Tajemnice Pojawienia Się życia Na Ziemi. Część Trzecia: W Poszukiwaniu Pierwszego Replikatora - Alternatywny Widok

Tajemnice Pojawienia Się życia Na Ziemi. Część Trzecia: W Poszukiwaniu Pierwszego Replikatora - Alternatywny Widok
Tajemnice Pojawienia Się życia Na Ziemi. Część Trzecia: W Poszukiwaniu Pierwszego Replikatora - Alternatywny Widok

Wideo: Tajemnice Pojawienia Się życia Na Ziemi. Część Trzecia: W Poszukiwaniu Pierwszego Replikatora - Alternatywny Widok

Wideo: Tajemnice Pojawienia Się życia Na Ziemi. Część Trzecia: W Poszukiwaniu Pierwszego Replikatora - Alternatywny Widok
Wideo: Kształtowanie się życia na ziemi! Ewolucja zwierząt! [Kosmos] 2024, Może
Anonim

- Część pierwsza: Jak zrobić komórkę -

- Część druga: Rozłam w szeregach naukowców -

- Część czwarta: energia protonów -

- Część piąta: jak więc stworzyć komórkę? -

- Część szósta: Wielkie zjednoczenie -

Tak więc po latach sześćdziesiątych naukowcy próbujący zrozumieć pochodzenie życia podzielili się na trzy grupy. Niektórzy z nich byli przekonani, że życie zaczęło się od powstania prymitywnych wersji komórek biologicznych. Inni uważali, że system metaboliczny był kluczowym pierwszym krokiem, podczas gdy inni skupiali się na znaczeniu genetyki i replikacji. Ta ostatnia grupa zaczęła zastanawiać się, jak mógłby wyglądać pierwszy replikator, zakładając, że został wykonany z RNA.

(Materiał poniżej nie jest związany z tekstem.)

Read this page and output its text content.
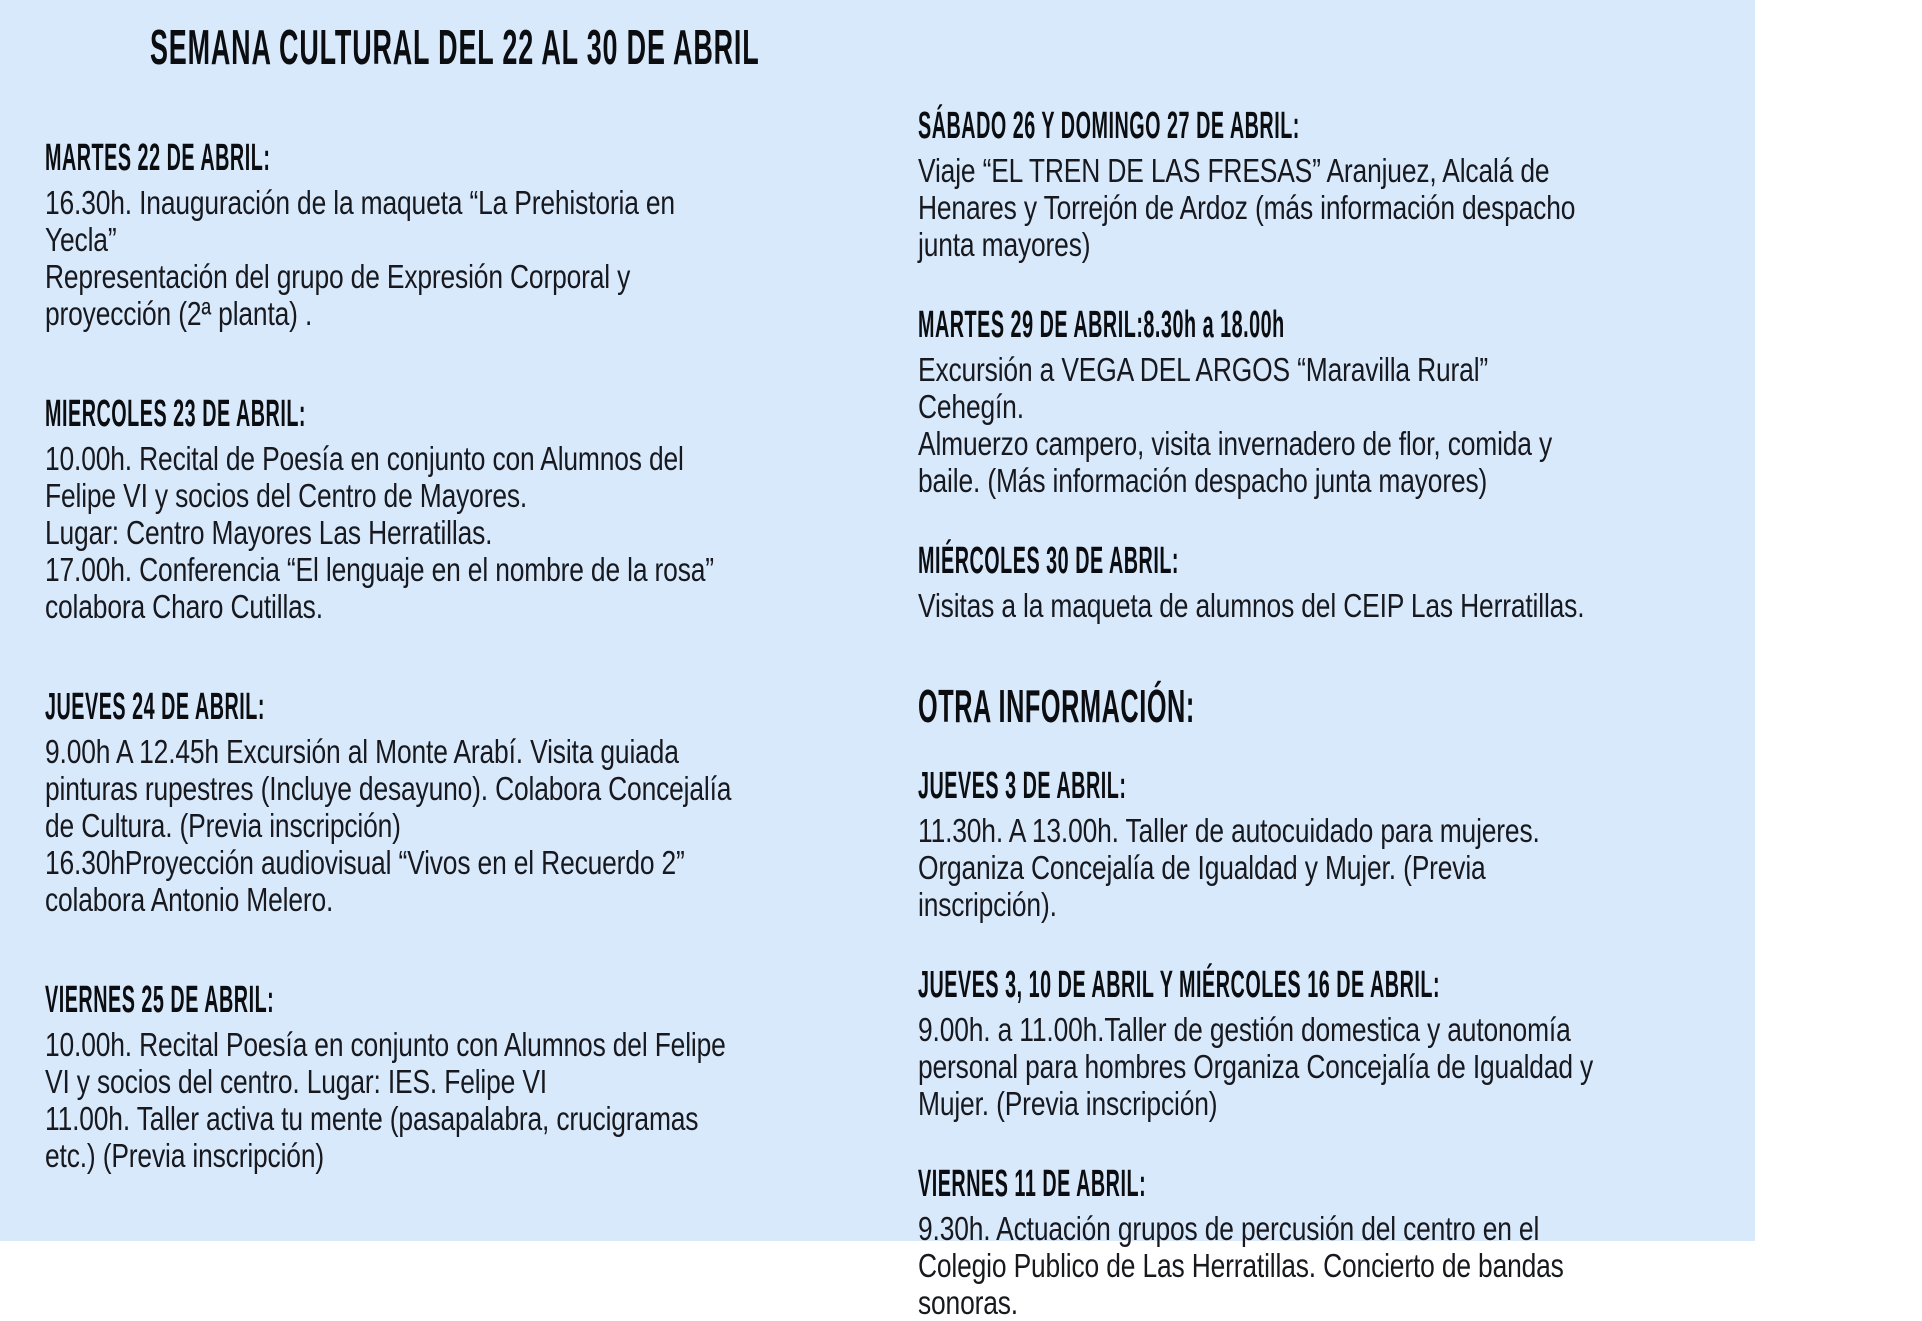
SEMANA CULTURAL DEL 22 AL 30 DE ABRIL
MARTES 22 DE ABRIL:
16.30h. Inauguración de la maqueta “La Prehistoria en
Yecla”
Representación del grupo de Expresión Corporal y
proyección (2ª planta) .
MIERCOLES 23 DE ABRIL:
10.00h. Recital de Poesía en conjunto con Alumnos del
Felipe VI y socios del Centro de Mayores.
Lugar: Centro Mayores Las Herratillas.
17.00h. Conferencia “El lenguaje en el nombre de la rosa”
colabora Charo Cutillas.
JUEVES 24 DE ABRIL:
9.00h A 12.45h Excursión al Monte Arabí. Visita guiada
pinturas rupestres (Incluye desayuno). Colabora Concejalía
de Cultura. (Previa inscripción)
16.30hProyección audiovisual “Vivos en el Recuerdo 2”
colabora Antonio Melero.
VIERNES 25 DE ABRIL:
10.00h. Recital Poesía en conjunto con Alumnos del Felipe
VI y socios del centro. Lugar: IES. Felipe VI
11.00h. Taller activa tu mente (pasapalabra, crucigramas
etc.) (Previa inscripción)
SÁBADO 26 Y DOMINGO 27 DE ABRIL:
Viaje “EL TREN DE LAS FRESAS” Aranjuez, Alcalá de
Henares y Torrejón de Ardoz (más información despacho
junta mayores)
MARTES 29 DE ABRIL:8.30h a 18.00h
Excursión a VEGA DEL ARGOS “Maravilla Rural”
Cehegín.
Almuerzo campero, visita invernadero de flor, comida y
baile. (Más información despacho junta mayores)
MIÉRCOLES 30 DE ABRIL:
Visitas a la maqueta de alumnos del CEIP Las Herratillas.
OTRA INFORMACIÓN:
JUEVES 3 DE ABRIL:
11.30h. A 13.00h. Taller de autocuidado para mujeres.
Organiza Concejalía de Igualdad y Mujer. (Previa
inscripción).
JUEVES 3, 10 DE ABRIL Y MIÉRCOLES 16 DE ABRIL:
9.00h. a 11.00h.Taller de gestión domestica y autonomía
personal para hombres Organiza Concejalía de Igualdad y
Mujer. (Previa inscripción)
VIERNES 11 DE ABRIL:
9.30h. Actuación grupos de percusión del centro en el
Colegio Publico de Las Herratillas. Concierto de bandas
sonoras.
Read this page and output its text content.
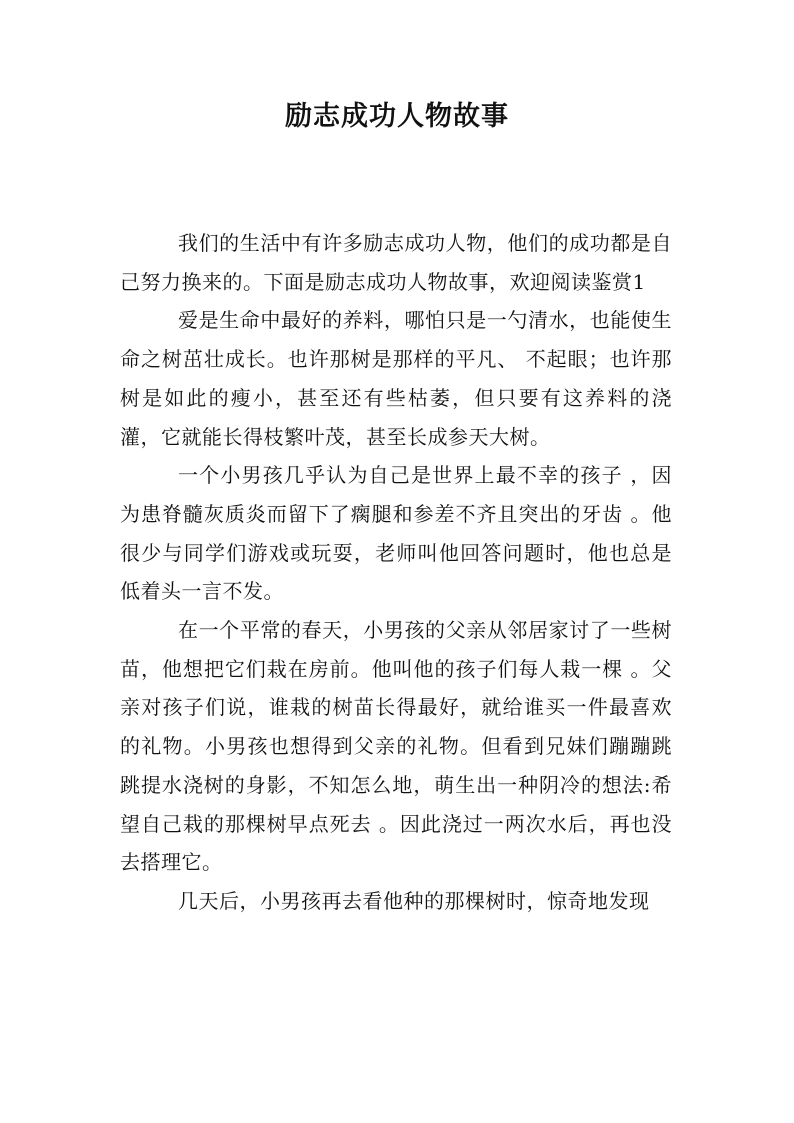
励志成功人物故事

我们的生活中有许多励志成功人物，他们的成功都是自己努力换来的。下面是励志成功人物故事，欢迎阅读鉴赏1

爱是生命中最好的养料，哪怕只是一勺清水，也能使生命之树茁壮成长。也许那树是那样的平凡、 不起眼；也许那树是如此的瘦小，甚至还有些枯萎，但只要有这养料的浇灌，它就能长得枝繁叶茂，甚至长成参天大树。

一个小男孩几乎认为自己是世界上最不幸的孩子 ，因为患脊髓灰质炎而留下了瘸腿和参差不齐且突出的牙齿 。他很少与同学们游戏或玩耍，老师叫他回答问题时，他也总是低着头一言不发。

在一个平常的春天，小男孩的父亲从邻居家讨了一些树苗，他想把它们栽在房前。他叫他的孩子们每人栽一棵 。父亲对孩子们说，谁栽的树苗长得最好，就给谁买一件最喜欢的礼物。小男孩也想得到父亲的礼物。但看到兄妹们蹦蹦跳跳提水浇树的身影，不知怎么地，萌生出一种阴冷的想法:希望自己栽的那棵树早点死去 。因此浇过一两次水后，再也没去搭理它。

几天后，小男孩再去看他种的那棵树时，惊奇地发现
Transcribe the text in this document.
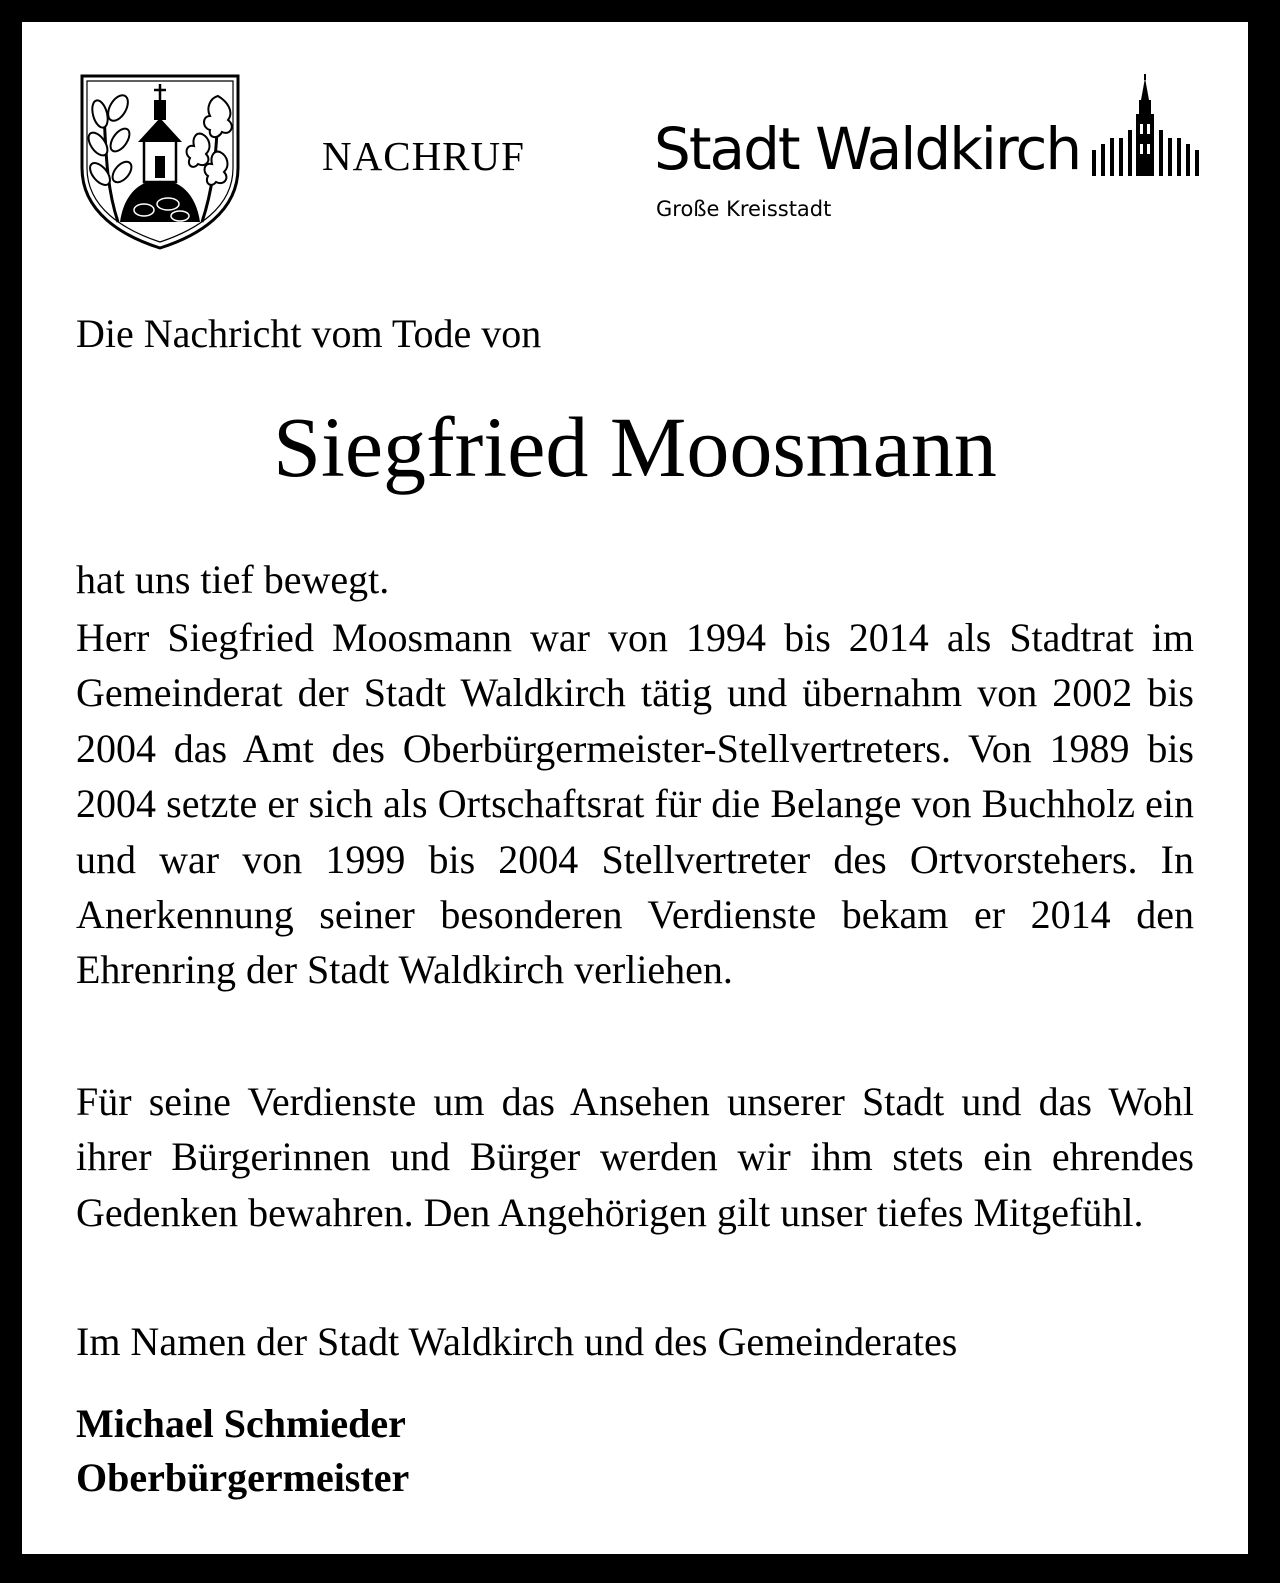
NACHRUF Stadt Waldkirch
Große Kreisstadt
Die Nachricht vom Tode von
Siegfried Moosmann
hat uns tief bewegt.
Herr Siegfried Moosmann war von 1994 bis 2014 als Stadtrat im Gemeinderat der Stadt Waldkirch tätig und übernahm von 2002 bis 2004 das Amt des Oberbürgermeister-Stellvertreters. Von 1989 bis 2004 setzte er sich als Ortschaftsrat für die Belange von Buchholz ein und war von 1999 bis 2004 Stellvertreter des Ortvorstehers. In Anerkennung seiner besonderen Verdienste bekam er 2014 den Ehrenring der Stadt Waldkirch verliehen.
Für seine Verdienste um das Ansehen unserer Stadt und das Wohl ihrer Bürgerinnen und Bürger werden wir ihm stets ein ehrendes Gedenken bewahren. Den Angehörigen gilt unser tiefes Mitgefühl.
Im Namen der Stadt Waldkirch und des Gemeinderates
Michael Schmieder
Oberbürgermeister
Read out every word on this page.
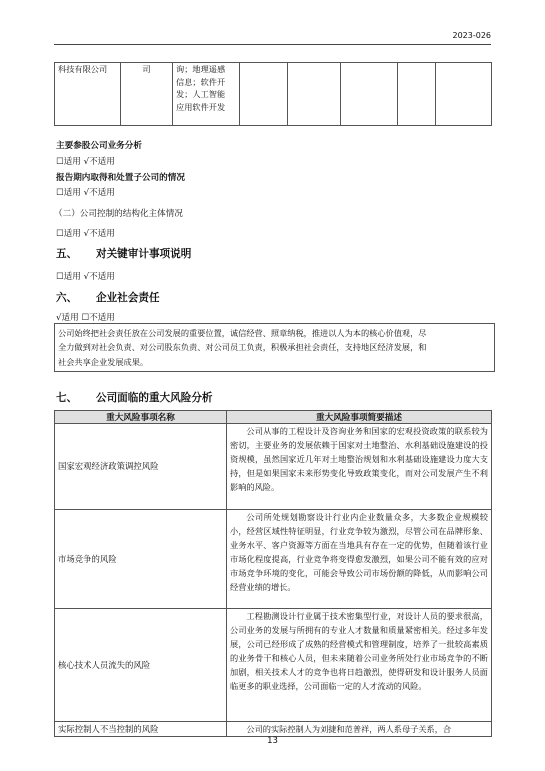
2023-026
科技有限公司	司	询；地理遥感
信息；软件开
发；人工智能
应用软件开发

主要参股公司业务分析
☐适用 √不适用
报告期内取得和处置子公司的情况
☐适用 √不适用
（二）公司控制的结构化主体情况
☐适用 √不适用
五、 对关键审计事项说明
☐适用 √不适用
六、 企业社会责任
√适用 ☐不适用
公司始终把社会责任放在公司发展的重要位置，诚信经营、照章纳税，推进以人为本的核心价值观，尽
全力做到对社会负责、对公司股东负责、对公司员工负责，积极承担社会责任，支持地区经济发展，和
社会共享企业发展成果。
七、 公司面临的重大风险分析
重大风险事项名称	重大风险事项简要描述
国家宏观经济政策调控风险	公司从事的工程设计及咨询业务和国家的宏观投资政策的联系较为密切，主要业务的发展依赖于国家对土地整治、水利基础设施建设的投资规模，虽然国家近几年对土地整治规划和水利基础设施建设力度大支持，但是如果国家未来形势变化导致政策变化，而对公司发展产生不利影响的风险。
市场竞争的风险	公司所处规划勘察设计行业内企业数量众多，大多数企业规模较小，经营区域性特征明显，行业竞争较为激烈，尽管公司在品牌形象、业务水平、客户资源等方面在当地具有存在一定的优势，但随着该行业市场化程度提高，行业竞争将变得愈发激烈，如果公司不能有效的应对市场竞争环境的变化，可能会导致公司市场份额的降低，从而影响公司经营业绩的增长。
核心技术人员流失的风险	工程勘测设计行业属于技术密集型行业，对设计人员的要求很高，公司业务的发展与所拥有的专业人才数量和质量紧密相关。经过多年发展，公司已经形成了成熟的经营模式和管理制度，培养了一批较高素质的业务骨干和核心人员，但未来随着公司业务所处行业市场竞争的不断加剧，相关技术人才的竞争也将日趋激烈，使得研发和设计服务人员面临更多的职业选择，公司面临一定的人才流动的风险。
实际控制人不当控制的风险	公司的实际控制人为刘捷和范普祥，两人系母子关系，合
13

Już w latach sześćdziesiątych naukowcy mieli powody, by sądzić, że RNA jest źródłem wszelkiego życia.

W szczególności RNA może zrobić coś, czego DNA nie może. Jest to cząsteczka jednoniciowa, więc w przeciwieństwie do sztywnego, dwuniciowego DNA może składać się w wiele różnych kształtów.

Podobnie jak origami, zwijające się RNA było ogólnie podobne w zachowaniu do białek. Białka to również przeważnie długie łańcuchy - tylko aminokwasów, a nie nukleotydów - co pozwala im tworzyć złożone struktury.

To jest klucz do niesamowitych zdolności białek. Niektóre z nich mogą przyspieszać lub „katalizować” reakcje chemiczne. Takie białka są znane jako enzymy.

W jelitach można znaleźć wiele enzymów, które rozkładają złożone cząsteczki z pożywienia na proste rodzaje cukrów, których mogą używać komórki. Nie można żyć bez enzymów.

Leslie Orgel i Frances Crick zaczęli coś podejrzewać. Jeśli RNA może zwijać się jak białko, może może tworzyć enzymy? Gdyby to była prawda, to RNA mogłoby być oryginalną - i uniwersalną - żywą cząsteczką, przechowującą informacje, tak jak robi to teraz DNA, i katalizującą reakcje, jak robią to niektóre białka.

To był świetny pomysł, ale od dziesięciu lat nie ma na to żadnego dowodu.

Film promocyjny:

Thomas Cech, 2007

Image
Image

Thomas Cech urodził się i wychował w Iowa. Jako dziecko fascynowały go skały i minerały. Już w gimnazjum spojrzał na lokalny uniwersytet i zapukał do drzwi geologów z prośbą o pokazanie modeli struktur mineralnych.

Jednak ostatecznie został biochemikiem i skupił się na RNA.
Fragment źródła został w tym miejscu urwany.